Thanksgiving was supposed to happen at my parent’s place this year, but due to logistical issues, I am hosting this year with 5 families breaking bread together. My menu has been set since last month and it doesn’t vary too much from year to year, but this year I’m being a bit adventurous and adding a few new things. I also grew up with a Thanksgiving meal where most of the table space was taken up by Korean dishes with the big obligatory Butterball on the side. Thanksgiving with the family just wouldn’t be the same without Korean food!
So without further ado, here is my menu for Thanksgiving 2013!
- White wine sangria or this Cranberry Sangria by What’s Gaby Cooking. Anything to christen the punch bowl my mom has handed down to me.
- Roasted turkey following the new-to-me dry brining method by Noshon.it.
- Basic Mashed potatoes to which I’m not even adding garlic! Oh mon dieu!
- Cook’s Illustrated “Best” Turkey Gravy
- Martha Stewart’s Mushroom stuffing
- Foodie Crush’s Creamed Corn (new)
- Simply Recipes’s Homemade Cranberry Sauce (new). I am breaking the tradition of including a dish of jiggly Ocean Spray cranberry sauce. Maybe my sister will buy a can…

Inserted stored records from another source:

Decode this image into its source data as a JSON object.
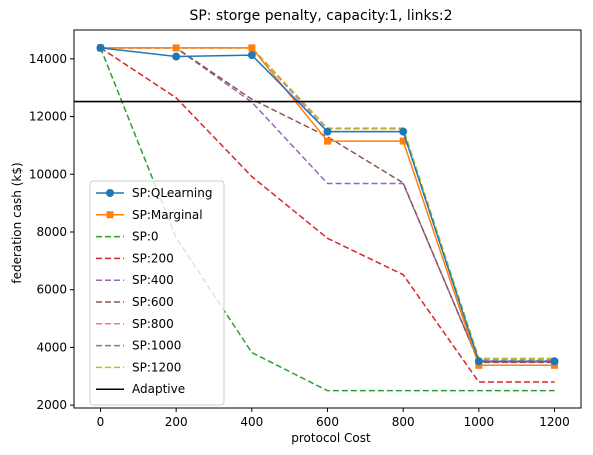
{
  "chart_data": {
    "type": "line",
    "title": "SP: storge penalty, capacity:1, links:2",
    "xlabel": "protocol Cost",
    "ylabel": "federation cash (k$)",
    "xlim": [
      -70,
      1270
    ],
    "ylim": [
      1900,
      15000
    ],
    "xticks": [
      0,
      200,
      400,
      600,
      800,
      1000,
      1200
    ],
    "yticks": [
      2000,
      4000,
      6000,
      8000,
      10000,
      12000,
      14000
    ],
    "x": [
      0,
      200,
      400,
      600,
      800,
      1000,
      1200
    ],
    "grid": false,
    "legend_position": "lower-left",
    "series": [
      {
        "name": "SP:QLearning",
        "values": [
          14380,
          14080,
          14130,
          11480,
          11480,
          3520,
          3520
        ],
        "color": "#1f77b4",
        "style": "solid",
        "marker": "circle"
      },
      {
        "name": "SP:Marginal",
        "values": [
          14380,
          14380,
          14380,
          11150,
          11150,
          3380,
          3380
        ],
        "color": "#ff7f0e",
        "style": "solid",
        "marker": "square"
      },
      {
        "name": "SP:0",
        "values": [
          14380,
          7800,
          3820,
          2500,
          2500,
          2500,
          2500
        ],
        "color": "#2ca02c",
        "style": "dashed",
        "marker": ""
      },
      {
        "name": "SP:200",
        "values": [
          14380,
          12650,
          9920,
          7780,
          6520,
          2800,
          2800
        ],
        "color": "#d62728",
        "style": "dashed",
        "marker": ""
      },
      {
        "name": "SP:400",
        "values": [
          14380,
          14380,
          12500,
          9680,
          9680,
          3500,
          3500
        ],
        "color": "#9467bd",
        "style": "dashed",
        "marker": ""
      },
      {
        "name": "SP:600",
        "values": [
          14380,
          14380,
          12600,
          11300,
          9700,
          3480,
          3480
        ],
        "color": "#8c564b",
        "style": "dashed",
        "marker": ""
      },
      {
        "name": "SP:800",
        "values": [
          14380,
          14380,
          14380,
          11480,
          11480,
          3540,
          3540
        ],
        "color": "#e377c2",
        "style": "dashed",
        "marker": ""
      },
      {
        "name": "SP:1000",
        "values": [
          14380,
          14380,
          14380,
          11580,
          11580,
          3600,
          3600
        ],
        "color": "#7f7f7f",
        "style": "dashed",
        "marker": ""
      },
      {
        "name": "SP:1200",
        "values": [
          14380,
          14380,
          14380,
          11600,
          11600,
          3620,
          3620
        ],
        "color": "#bcbd22",
        "style": "dashed",
        "marker": ""
      },
      {
        "name": "Adaptive",
        "values": [
          12520,
          12520,
          12520,
          12520,
          12520,
          12520,
          12520
        ],
        "color": "#000000",
        "style": "solid",
        "marker": "",
        "horizontal_line": true
      }
    ]
  }
}
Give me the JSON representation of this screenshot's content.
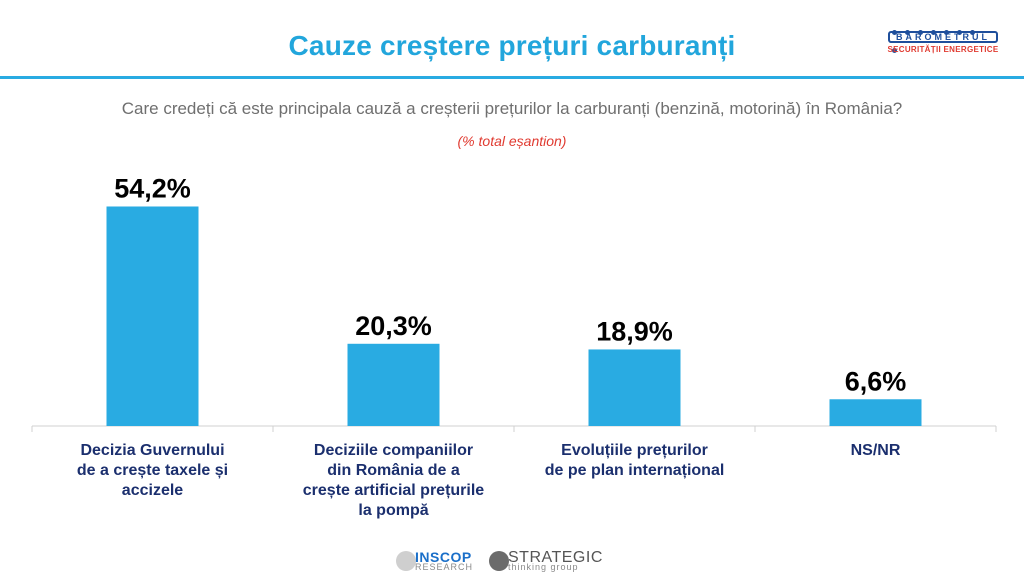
{
  "header": {
    "title": "Cauze creștere prețuri carburanți",
    "question": "Care credeți că este principala cauză a creșterii prețurilor la carburanți (benzină, motorină) în România?",
    "note": "(% total eșantion)"
  },
  "logo": {
    "name": "BAROMETRUL",
    "subtitle": "SECURITĂȚII ENERGETICE"
  },
  "footer": {
    "inscop_name": "INSCOP",
    "inscop_sub": "RESEARCH",
    "strategic_name": "STRATEGIC",
    "strategic_sub": "thinking group"
  },
  "colors": {
    "bar": "#29abe2",
    "title": "#22a6dc",
    "category_text": "#1b2f6e",
    "note": "#e03a30"
  },
  "chart_data": {
    "type": "bar",
    "categories": [
      "Decizia Guvernului\nde a crește taxele și\naccizele",
      "Deciziile companiilor\ndin România de a\ncrește artificial prețurile\nla pompă",
      "Evoluțiile prețurilor\nde pe plan internațional",
      "NS/NR"
    ],
    "values": [
      54.2,
      20.3,
      18.9,
      6.6
    ],
    "value_labels": [
      "54,2%",
      "20,3%",
      "18,9%",
      "6,6%"
    ],
    "ylim": [
      0,
      60
    ],
    "grid": false
  }
}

Now for the Korean dishes…
Japchae (beef and vegetable noodles)
Saeng sun jun (pan-fried fish)
Moo saeng chae (seasoned radish salad)
Shigumchi namul (seasoned spinach)
And of course a meal wouldn’t be complete without kimchi and rice.
If there is one planning/cooking tip to share with you, it is to make what you can ahead of time! I am planning to make the saeng sun jun this weekend and freezing it so all I have to do is warm it up on Thanksgiving. On Monday, I’ll go shopping and will prep most of the vegetables which includes bagging and labeling them. Tuesday I will start dry brining the turkey. The stuffing will be prepped and assembled the day before. The japchae, shigumchi namul, moo saeng chae, and cranberry sauce will also be made the day before. All that is left for the big day is the turkey, potatoes, gravy, and corn which will be cooking away on its on in the slow cooker.
So that’s it! Can’t wait to get started! Whether you celebrate Thanksgiving or not, I hope you get to enjoy a few days off!